Сохранивший для нас святыню

Отец Адриан Люди и судьбы

Когда отец Адриан согласился дать интервью, мы искренне обрадовались. Хотя многое о нем знали, ведь публикаций об этом удивительном священнике много. А еще он тот человек, который сохранил для Церкви чудотворную Казанскую Жадовскую икону Божией Матери.

По дороге в Инзу думали, с чего начать разговор? Звонок в дверь. Нас встретил такой домашний, такой добрый батюшка, что сразу стало легко на душе. И первый вопрос нашелся, на который он откликнулся с радостью: «Помните ли Веру Васильевну Полунину?» — «Ну как же, помню! Она самоотверженно ухаживала за архимандритом Даниилом (Куцуком), моим наставником. Как она живет? Знаете ее телефон? Давайте!»

«Вера Васильевна, дорогая! Не думал, не гадал услышать Вас…» — состоялся тот душевный разговор, который трудно понять посторонним. Обрывочные фразы, междометия… Но чувствовалось, что говорили о чем­то важном, дорогом. «Удивительная женщина, такая вера в Бога, высокая порядочность!» Работая медсестрой, она приходила с работы уже затемно, и начинались и вторая, и третья смена. Больная мать, больной, обезноженный отец Даниил, инъекции, перевязки… И при этом неукоснительное посещение храма, молитвенное правило. Всегда доброжелательная. А за плечами — расстрел отца в 1937 году, бегство семьи в Ульяновск, сестру матери посадили за то, что приютила семью репрессированного…

«Мы познакомились с отцом Даниилом в 1968 году, — поделился воспоминаниями батюшка Адриан, закончив разговор по телефону, — на приходе в Ташле Самарской епархии, куда его, своего бывшего ученика в Минской духовной семинарии, пригласил митрополит Иоанн (Снычев). А уже в мае 1969 года владыка назначает его благочинным приходов Ульяновской области.
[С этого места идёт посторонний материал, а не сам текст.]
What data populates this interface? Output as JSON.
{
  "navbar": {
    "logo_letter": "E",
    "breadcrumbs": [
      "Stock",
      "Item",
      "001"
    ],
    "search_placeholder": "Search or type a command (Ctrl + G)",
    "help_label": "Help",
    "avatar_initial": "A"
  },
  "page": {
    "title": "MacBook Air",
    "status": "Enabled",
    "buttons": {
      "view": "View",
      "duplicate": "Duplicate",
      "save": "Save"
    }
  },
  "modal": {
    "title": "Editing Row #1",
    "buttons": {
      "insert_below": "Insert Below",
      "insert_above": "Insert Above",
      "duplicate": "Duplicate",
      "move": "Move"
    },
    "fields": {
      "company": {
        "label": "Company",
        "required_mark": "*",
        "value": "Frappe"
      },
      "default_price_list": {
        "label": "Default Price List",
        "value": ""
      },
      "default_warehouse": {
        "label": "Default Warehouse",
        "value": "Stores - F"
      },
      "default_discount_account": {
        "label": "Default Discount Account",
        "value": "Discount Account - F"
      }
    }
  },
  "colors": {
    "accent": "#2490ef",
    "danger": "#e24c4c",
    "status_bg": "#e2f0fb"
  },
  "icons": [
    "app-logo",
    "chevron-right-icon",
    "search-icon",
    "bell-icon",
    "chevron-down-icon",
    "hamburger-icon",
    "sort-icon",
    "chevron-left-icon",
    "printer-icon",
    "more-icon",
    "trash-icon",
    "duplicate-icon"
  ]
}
Служил он сначала в Воскресенской церкви, что на старом кладбище, потом перевели в Неопалимовскую. Тогда в Ульяновске он один был с богословским образованием. Он мне рекомендацию в семинарию давал. До самой смерти отца Даниила длилась наша крепкая дружба».

Так и завязался наш разговор с отцом Адрианом. Он оказался человеком с юмором. Особенно когда речь шла о школьных годах. «Пионером был один день. Бабушка, как увидела красный галстук, говорит: «Внучек, собак на улице полно, иди повяжи». Внучек так и сделал!» Это о времени, когда даже за чуть помятый галстук ставили «неудовлетворительно» за поведение и на собраниях «прорабатывали». Но, видно, тогда он детской шалостью прикрыл не обычное послушание мудрой бабушке, но большее — свое право на выбор. Ведь в школе тогда действительно отстали, не обращали внимания, носит он галстук или нет.

После крестного хода у Свято-Никольского храма с. Оськино в день обретения
чудотворного образа 2 мая 1997 года

— Батюшка, где Вы родились?

— Я из местных. Родился в селе Старотимошкино Барышского района.

— Когда начали в храм ходить?

— Еще до школы, наверное. Ближайшая церковь была в селе Малая Хомутерь, от нас это 35 километров. Ходили пешком. Бабушка Александра туда за лето раз двадцать сходит. Как только бабушка решила, что я выдержу эту дорогу, стала с собой брать.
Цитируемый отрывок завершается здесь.